Homebuilder to be Obama inaugural guest

From an email from Michelle Obama:
Last week, the Presidential Inaugural Committee announced that we're bringing 10 supporters to Washington, DC for several days of Inaugural celebrations.

With the deadline coming up on Thursday, I'm pleased to announce the selection of the first grassroots supporter who will be attending the Inauguration.

Cynthia Russell from Newberry, Florida, and her guest will attend the welcome ceremony, Barack's swearing-in, the Inaugural Parade, and our Neighborhood Inaugural Ball.

Cynthia is a builder and has been feeling the impact of the recent economic crunch. She wrote:

"I'm a single woman who has been building homes for over 18 years. I've supported myself and have been able to help out my mother from time to time. Now I find myself wondering how much longer I can hold on and be able to pay my bills and keep the doors open for business. Barack gives me hope. Hope that 2009 will truly bring change to Americans who find themselves in this mess with me."
I bet Cynthia wasn't complaining when homebuilders were raking in cash during the first half of this decade.

Update: Keep in mind that Cynthia Russell is not a "construction worker." She is a "builder" which apparently means she owns her own homebuilding business and her own home staging business, plus she "is also the managing partner of Magnolia Manor Apartments, LLC (a 40 unit complex that was built by Emerald Ventures)." It's truly amazing to see the poor, suffering people we're supposed to feel sorry for.
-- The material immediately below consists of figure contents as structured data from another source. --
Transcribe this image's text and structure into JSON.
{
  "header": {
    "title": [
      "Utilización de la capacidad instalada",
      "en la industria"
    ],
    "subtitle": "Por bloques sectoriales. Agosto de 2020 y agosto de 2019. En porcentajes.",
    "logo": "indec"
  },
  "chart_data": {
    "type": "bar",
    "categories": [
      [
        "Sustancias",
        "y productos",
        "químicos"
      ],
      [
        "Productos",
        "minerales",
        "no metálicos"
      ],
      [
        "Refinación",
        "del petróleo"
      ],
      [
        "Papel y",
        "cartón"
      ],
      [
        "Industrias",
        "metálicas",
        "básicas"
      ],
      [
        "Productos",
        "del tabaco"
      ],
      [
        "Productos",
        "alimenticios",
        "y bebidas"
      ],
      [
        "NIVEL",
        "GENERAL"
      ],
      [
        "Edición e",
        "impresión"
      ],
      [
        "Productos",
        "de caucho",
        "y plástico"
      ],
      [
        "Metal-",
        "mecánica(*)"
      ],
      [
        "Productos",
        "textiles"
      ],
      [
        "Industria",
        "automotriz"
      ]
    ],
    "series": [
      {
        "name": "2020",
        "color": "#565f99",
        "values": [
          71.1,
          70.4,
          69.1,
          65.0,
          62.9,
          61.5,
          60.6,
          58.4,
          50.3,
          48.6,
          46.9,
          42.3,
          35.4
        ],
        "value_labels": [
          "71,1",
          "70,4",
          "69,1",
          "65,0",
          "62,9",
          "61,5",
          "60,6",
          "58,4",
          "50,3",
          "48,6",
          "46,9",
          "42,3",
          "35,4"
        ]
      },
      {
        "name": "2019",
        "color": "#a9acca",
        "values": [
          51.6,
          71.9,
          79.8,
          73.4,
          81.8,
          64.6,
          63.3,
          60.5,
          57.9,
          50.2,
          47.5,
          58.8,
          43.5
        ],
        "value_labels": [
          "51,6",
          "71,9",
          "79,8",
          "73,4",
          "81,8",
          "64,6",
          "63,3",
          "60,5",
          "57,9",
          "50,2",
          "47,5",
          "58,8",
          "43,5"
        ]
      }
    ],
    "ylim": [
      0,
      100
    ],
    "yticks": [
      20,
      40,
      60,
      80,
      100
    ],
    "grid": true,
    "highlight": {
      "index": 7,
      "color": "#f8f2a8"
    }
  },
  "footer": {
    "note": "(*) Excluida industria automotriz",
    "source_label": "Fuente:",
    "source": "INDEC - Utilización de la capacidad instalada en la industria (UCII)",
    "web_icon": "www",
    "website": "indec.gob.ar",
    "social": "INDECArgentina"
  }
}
I think she needs a bailout. —Hat tip to Chuck Ponzi

Monday, January 05, 2009

The change in DC-area home prices

Source.

Clarification: If you notice, on the left side of the slide it says "annual change" and covers seven years (2000-2006). The middle and right says "annual change by month" and covers 2007 and 2008. When I posted the slide, I actually didn't notice that the left side isn't monthly data. In retrospect, it is a confusing graph. Sorry.

Sunday, January 04, 2009

Recession hitting Washington, D.C. hard

Conventional wisdom states that the Washington, D.C. metro area is insulated from the recession because of all the government jobs here. Well, according to this table, the District of Columbia is experiencing a higher than average increase in the unemployment rate.

D.C. November 2007 unemployment: 5.7%
D.C. November 2008 unemployment: 8.0%
D.C. Increase in unemployment: +2.3%

That 2.3% increase in unemployment is the 12th worst in the nation, counting all 50 states plus D.C.

For those who insist on distinguishing between D.C. proper and the broader D.C. metro area, the unemployment rate statistics are for D.C. proper.

Saturday, January 03, 2009

Low interest rates not stimulating home buying

Via Diana Olick:
Two weeks ago, thanks to more promises from the federal government that it would buy more mortgage-backed securities, mortgage rates plunged to the point where the rate on the 30-year fixed looked like a teaser rate on a subprime circa 2006. It wasn’t quite the 4.5 percent that some housing gurus are calling for, but it was close enough.

One week later, no surprise, the weekly applications survey from the Mortgage Bankers Association showed a surge with volume up 48 percent from the week before and up 124.6 percent from the same week a year ago. Great news, right? Only if you’re into refis.

The refinance share of mortgage activity increased to 83 percent of total applications, from 77 percent the week before and 53 percent a year ago. So that means that the vast majority of people taking advantage of these low low rates are not actually buying a new home, just saving money on their current home. That’s helpful to those who might have been in danger of default, but it isn’t exactly a jumpstart to home buying.

So suffice it to say, it’s going to take more than low interest rates to get people buying enough homes to add more weight to any kind of recovery.